What if I have to tell someone in order for it to die?
Because I want this secret to die.
I want it gone and I wish I never heard it
I don’t want to be a part of it.
Burning in my head, bleeding in my heart, scarring on my arm - I can’t take it anymore.
I tell.
I told the secret you told me to keep, I feel better, and now I can sleep.
Sure I was an adult but you always made me feel like I was 15.
Lesser than you and lesser than everyone.
Why did you have to tell me?
Was it burning you too?
Was your heart bleeding too?
Did it scar you too?
Did I scar, did I burn, did I help bleed someone else now?

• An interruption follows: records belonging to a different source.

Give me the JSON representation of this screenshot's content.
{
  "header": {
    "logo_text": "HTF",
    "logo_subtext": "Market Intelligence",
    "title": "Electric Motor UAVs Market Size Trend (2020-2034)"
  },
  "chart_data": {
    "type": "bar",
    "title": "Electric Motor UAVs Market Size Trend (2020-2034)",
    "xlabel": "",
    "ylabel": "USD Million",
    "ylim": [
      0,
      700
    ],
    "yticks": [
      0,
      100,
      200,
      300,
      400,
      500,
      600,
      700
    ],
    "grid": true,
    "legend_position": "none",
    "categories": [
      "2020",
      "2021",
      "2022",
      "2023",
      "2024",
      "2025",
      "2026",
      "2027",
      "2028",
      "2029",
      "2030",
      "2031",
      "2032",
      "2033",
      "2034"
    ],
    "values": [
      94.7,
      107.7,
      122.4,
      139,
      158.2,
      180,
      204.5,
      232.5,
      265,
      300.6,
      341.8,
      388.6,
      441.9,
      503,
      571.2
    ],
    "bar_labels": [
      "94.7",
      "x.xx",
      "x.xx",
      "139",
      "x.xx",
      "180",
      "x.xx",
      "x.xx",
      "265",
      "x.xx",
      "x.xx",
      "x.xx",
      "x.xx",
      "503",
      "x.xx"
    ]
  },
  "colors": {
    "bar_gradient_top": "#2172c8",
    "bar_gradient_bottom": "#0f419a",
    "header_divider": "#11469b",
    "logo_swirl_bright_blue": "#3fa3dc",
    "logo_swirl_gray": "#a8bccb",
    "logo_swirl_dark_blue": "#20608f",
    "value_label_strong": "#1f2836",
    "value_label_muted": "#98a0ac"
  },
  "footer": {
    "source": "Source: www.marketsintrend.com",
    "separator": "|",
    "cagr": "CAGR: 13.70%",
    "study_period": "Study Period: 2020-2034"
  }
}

Maybe I should have left it be so no more people would have to bleed.
Would have to burn,
Would have to scar,
The way we did.
Never tell me a secret
That I cannot keep.
Approaching Truth
By Matthew Sellers
Death is not the end
Another world waits
Subtle like salt
But strong enough to taste
A light path piercing oblivion
The mind can’t grasp
In fighting reality
Logic lacks
To guess it leads to uncertainty
To gain it people endure
Criticism and persecution
Crucifixion of the pure
Faith a game of tag
Trips up chasing reality
More than tradition
Correlation is not causality
Enthusiastic sermons
Spiritual gravity
Nothing stops the truth
That reveals the cavity
crashing sea
By Ava Kathrine Levine
In my seat I’ll scoot and move.
Lights and noises do not soothe.
The window calls on me to look.
I cannot focus on my book.
I try to write the letter b;
But my pencil draws a d.
I try again to get it right;
But the answer’s out of sight.
Some days my mind runs really fast.
Words and numbers fly right past.
I hope the teacher doesn’t see,
How scared I am she’ll call on me.
It’s hard to try to sit real still.
To get through my homework takes all my will.
I’m not stupid lazy or dumb;
It’s just my mind like to run.
A broken bone may wear a cast;
But my problems you’ll look right past.
You cannot see what troubles me.
Inside my mind is a crashing sea.
The Dig
By Sophie Taylor
While beauty lingers on her breast, she dons
A pendant from her lover, wandring far gone.
Nothing can mask the tremulous distaste
For the men
The army
The weapons
The weight,
Of the grief on her heart
The tears on her face.
A hole in her heart she’ll never replace.